Did an experiment with MICROSOF.DRV from LSL6 into LSL5, that did not work that well.

Managed to import in some configuration data from Blood & Magic into Abuse to get full WSS support in Abuse.

Put the 1.30 upgrade onto The 7th Guest but ran into an issue getting SNDSYS.COM to find the device because for some weird rreason the Crystal CS-4231-KQ chip does not have an actual IRQ it's tethered to. Using -1 which most DIGPAK driver using audio engines use cause T7G to launch, then exit before even getting to the welcome screen.

Also going to figure out how to get WSSXLAT to work properly as well for stuff that's not WSS Compatible. Right now I can't get it to recognize the CS4231 at all, maybe that IRQ issue is a clue. I find setting IRQ to 7 works for WSS enabled products but seems that I get no sound from the chip in SBCOMPAT mode.

Another future experiment, since I have an extra Versa M/75 motherboard and CPU board sitting around, will be to try out the CS-4231A pin compatible chip as an upgrade from the original CS-4231-KQ to the more feature heavy "A" model. The Datasheet for the 4231A says it has a SB Emulation mode and strangely enough mentions an FM Synthesizer built into the chip. If this goes well enough, it might be worth purchasing these 4231A chips to add Adlib and more reliable SB Compatibility to these older WSS Compatible laptops. But we'll see.

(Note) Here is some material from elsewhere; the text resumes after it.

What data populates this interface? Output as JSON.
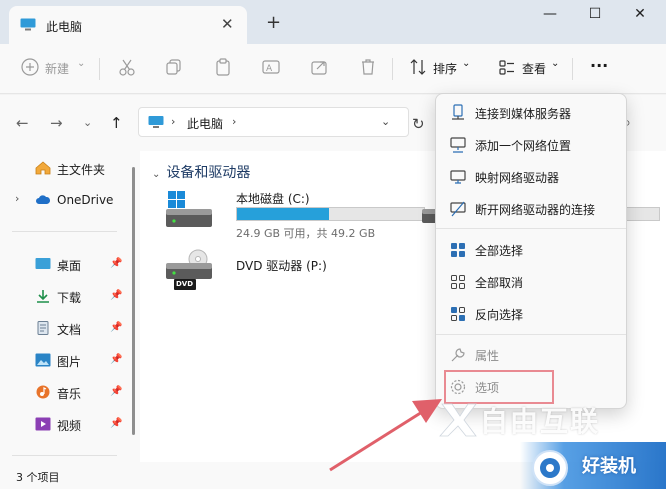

I'm also looking into building or finding a PCMCIA breadboard type card for developing my own card. I have an idea for two cards, one is a pure Adlib card for stuff like the Versa that have no OPL, or older laptops that would be running merely games designed for Adlib. The second would use the ESS688 and a Adlib chip. I looked at the ESS688 datasheet as well and it looks doable. My goal is to also adopt the feature from the Panasonic CF-VEW cards that passes audio through the internal speaker so it's a seamless solution. Basically, on my VERSA, the card would be hidden inside the PCMCIA slots, and if I wanted audio output through headphones, I think I"ve found a way to put an audio jack on there and have it work without a dongle, as well as a volume roller.